Proactive Monitoring:

• Log Analysis: Scrutinize web server and application access logs for any POST requests to the /99/ImportSQLTable endpoint. Investigate any such requests originating from untrusted or unexpected IP addresses.
• Network Traffic: Monitor for unusual outbound connections from servers running H2O-3, which could indicate a successful compromise and communication with a command-and-control server.
• Endpoint Detection: Use endpoint security tools to monitor for the creation of suspicious processes, unexpected file modifications, or anomalous system behavior on the host machine.

Compensating Controls: If immediate patching is not feasible, implement the following controls to reduce risk:

• Use a Web Application Firewall (WAF) or reverse proxy to block all access to the /99/ImportSQLTable API endpoint.
• Restrict network access to the H2O-3 instance at the network level, ensuring it is only accessible from trusted IP addresses.
• Run the H2O-3 service as a low-privilege user to limit the potential impact of a remote code execution event.

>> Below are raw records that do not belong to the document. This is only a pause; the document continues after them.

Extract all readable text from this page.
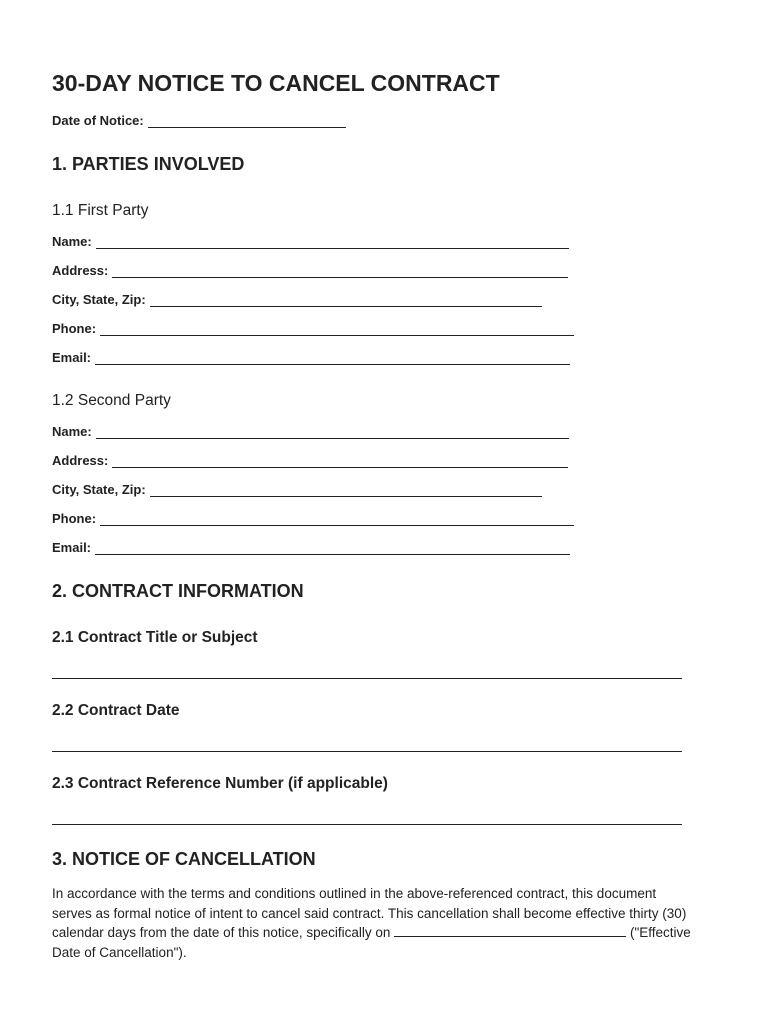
30-DAY NOTICE TO CANCEL CONTRACT
Date of Notice:
1. PARTIES INVOLVED
1.1 First Party
Name:
Address:
City, State, Zip:
Phone:
Email:
1.2 Second Party
Name:
Address:
City, State, Zip:
Phone:
Email:
2. CONTRACT INFORMATION
2.1 Contract Title or Subject
2.2 Contract Date
2.3 Contract Reference Number (if applicable)
3. NOTICE OF CANCELLATION

In accordance with the terms and conditions outlined in the above-referenced contract, this document serves as formal notice of intent to cancel said contract. This cancellation shall become effective thirty (30) calendar days from the date of this notice, specifically on	("Effective Date of Cancellation").
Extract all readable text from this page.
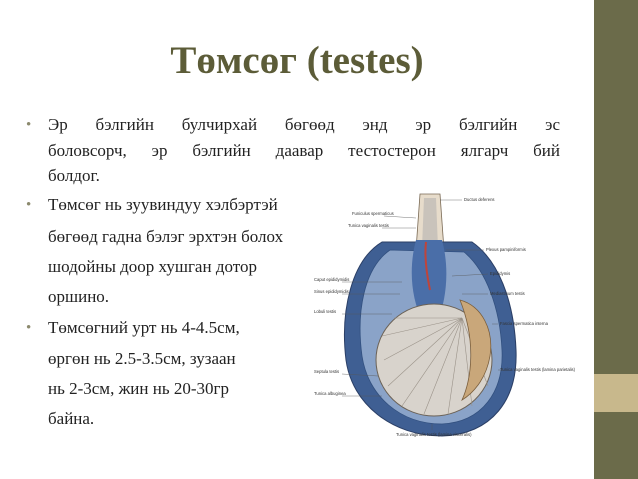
Төмсөг (testes)
• Эр бэлгийн булчирхай бөгөөд энд эр бэлгийн эс
боловсорч, эр бэлгийн даавар тестостерон ялгарч бий
болдог.
• Төмсөг нь зуувиндуу хэлбэртэй
бөгөөд гадна бэлэг эрхтэн болох
шодойны доор хушган дотор
оршино.
• Төмсөгний урт нь 4-4.5см,
өргөн нь 2.5-3.5см, зузаан
нь 2-3см, жин нь 20-30гр
байна.
Ductus deferens
Funiculus spermaticus
Tunica vaginalis testis
Plexus pampiniformis
Epididymis
Caput epididymidis
Sinus epididymidis	Mediastinum testis
Lobuli testis
Fascia spermatica interna
Septula testis	Tunica vaginalis testis (lamina parietalis)
Tunica albuginea
Tunica vaginalis testis (lamina visceralis)
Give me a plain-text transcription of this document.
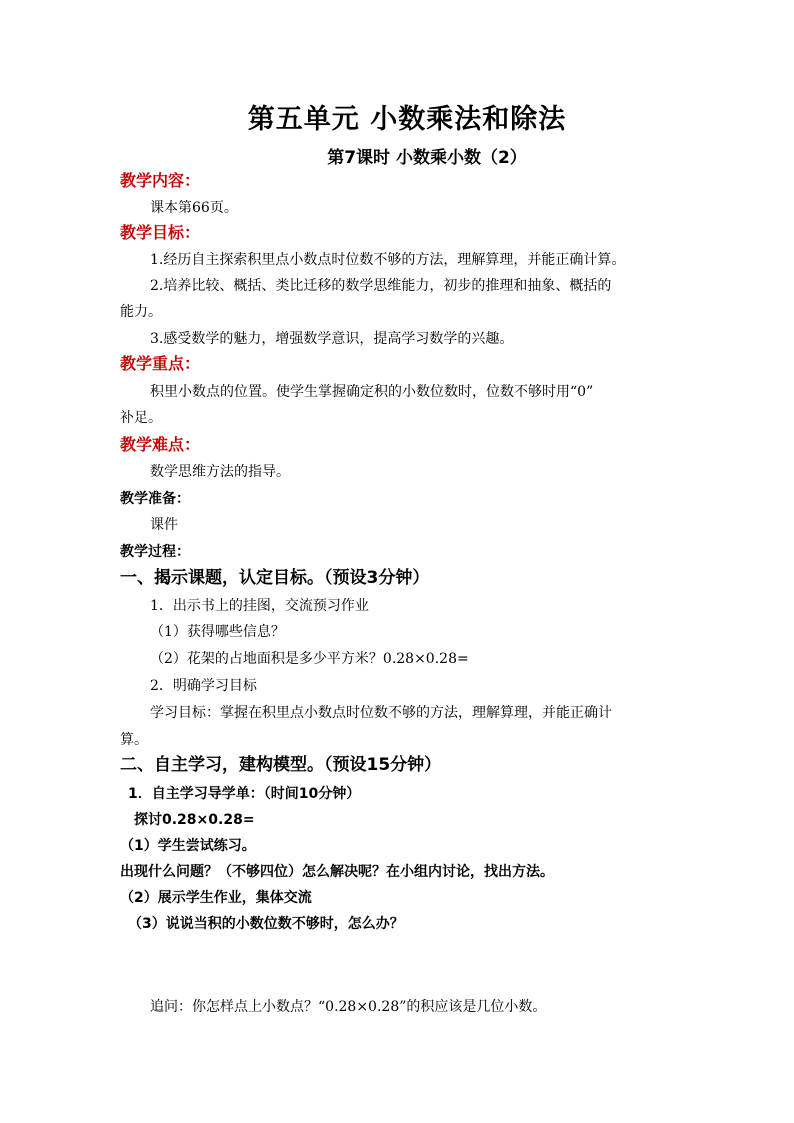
第五单元 小数乘法和除法
第7课时 小数乘小数（2）
教学内容：
课本第66页。
教学目标：
1.经历自主探索积里点小数点时位数不够的方法，理解算理，并能正确计算。
2.培养比较、概括、类比迁移的数学思维能力，初步的推理和抽象、概括的
能力。
3.感受数学的魅力，增强数学意识，提高学习数学的兴趣。
教学重点：
积里小数点的位置。使学生掌握确定积的小数位数时，位数不够时用“0”
补足。
教学难点：
数学思维方法的指导。
教学准备：
课件
教学过程：
一、揭示课题，认定目标。（预设3分钟）
1．出示书上的挂图，交流预习作业
（1）获得哪些信息？
（2）花架的占地面积是多少平方米？0.28×0.28=
2．明确学习目标
学习目标：掌握在积里点小数点时位数不够的方法，理解算理，并能正确计
算。
二、自主学习，建构模型。（预设15分钟）
1．自主学习导学单：（时间10分钟）
探讨0.28×0.28=
（1）学生尝试练习。
出现什么问题？（不够四位）怎么解决呢？在小组内讨论，找出方法。
（2）展示学生作业，集体交流
（3）说说当积的小数位数不够时，怎么办？
追问：你怎样点上小数点？“0.28×0.28”的积应该是几位小数。
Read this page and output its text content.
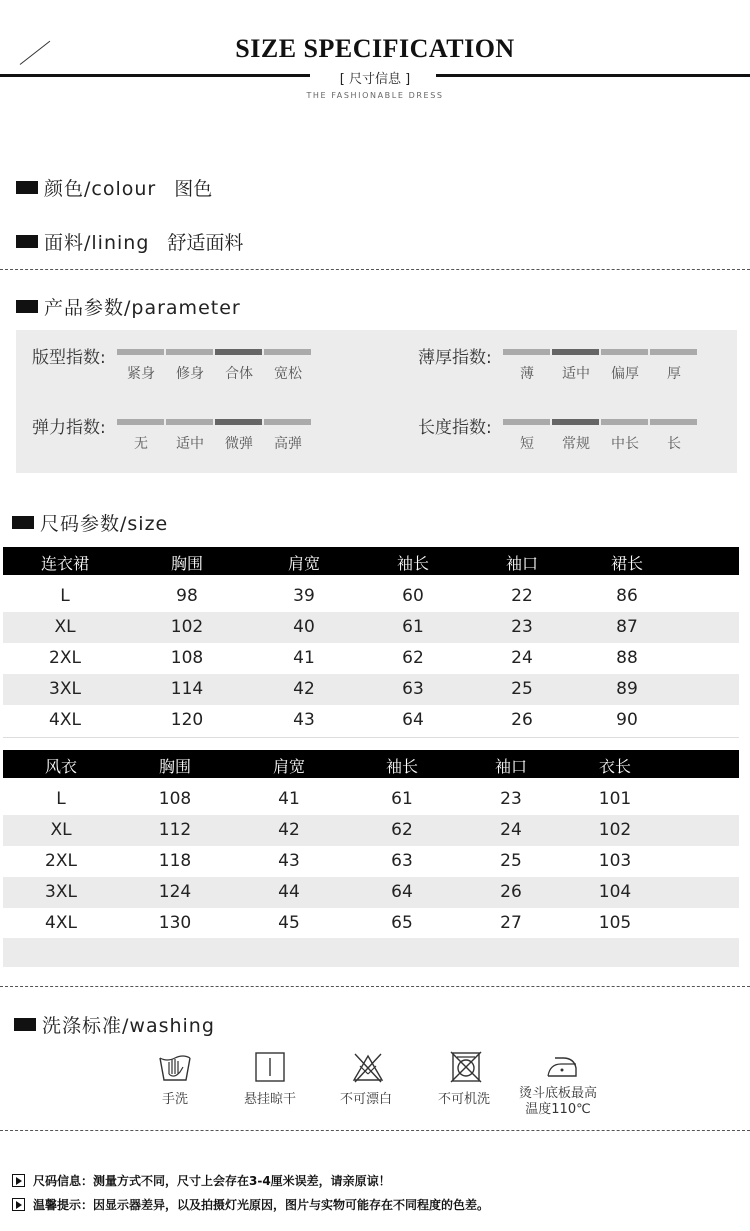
SIZE SPECIFICATION
[ 尺寸信息 ]
THE FASHIONABLE DRESS
颜色/colour 图色
面料/lining 舒适面料
产品参数/parameter
版型指数:
紧身	修身	合体	宽松
薄厚指数:
薄	适中	偏厚	厚
弹力指数:
无	适中	微弹	高弹
长度指数:
短	常规	中长	长
尺码参数/size
连衣裙	胸围	肩宽	袖长	袖口	裙长
L	98	39	60	22	86
XL	102	40	61	23	87
2XL	108	41	62	24	88
3XL	114	42	63	25	89
4XL	120	43	64	26	90
风衣	胸围	肩宽	袖长	袖口	衣长
L	108	41	61	23	101
XL	112	42	62	24	102
2XL	118	43	63	25	103
3XL	124	44	64	26	104
4XL	130	45	65	27	105
洗涤标准/washing
手洗	悬挂晾干	不可漂白	不可机洗	烫斗底板最高
温度110℃
尺码信息：测量方式不同，尺寸上会存在3-4厘米误差，请亲原谅！
温馨提示：因显示器差异，以及拍摄灯光原因，图片与实物可能存在不同程度的色差。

Public Exploit Available: False

This is a critical, unauthenticated remote code execution vulnerability that requires immediate attention. The potential for complete system compromise presents a severe risk to the organization. All administrators of H2O-3 platforms must prioritize the deployment of the vendor-supplied patch to all affected systems. Although CVE-2025-5662 is not currently on the CISA KEV list, its high severity makes it a likely candidate for future inclusion. If patching is delayed, compensating controls must be implemented without exception.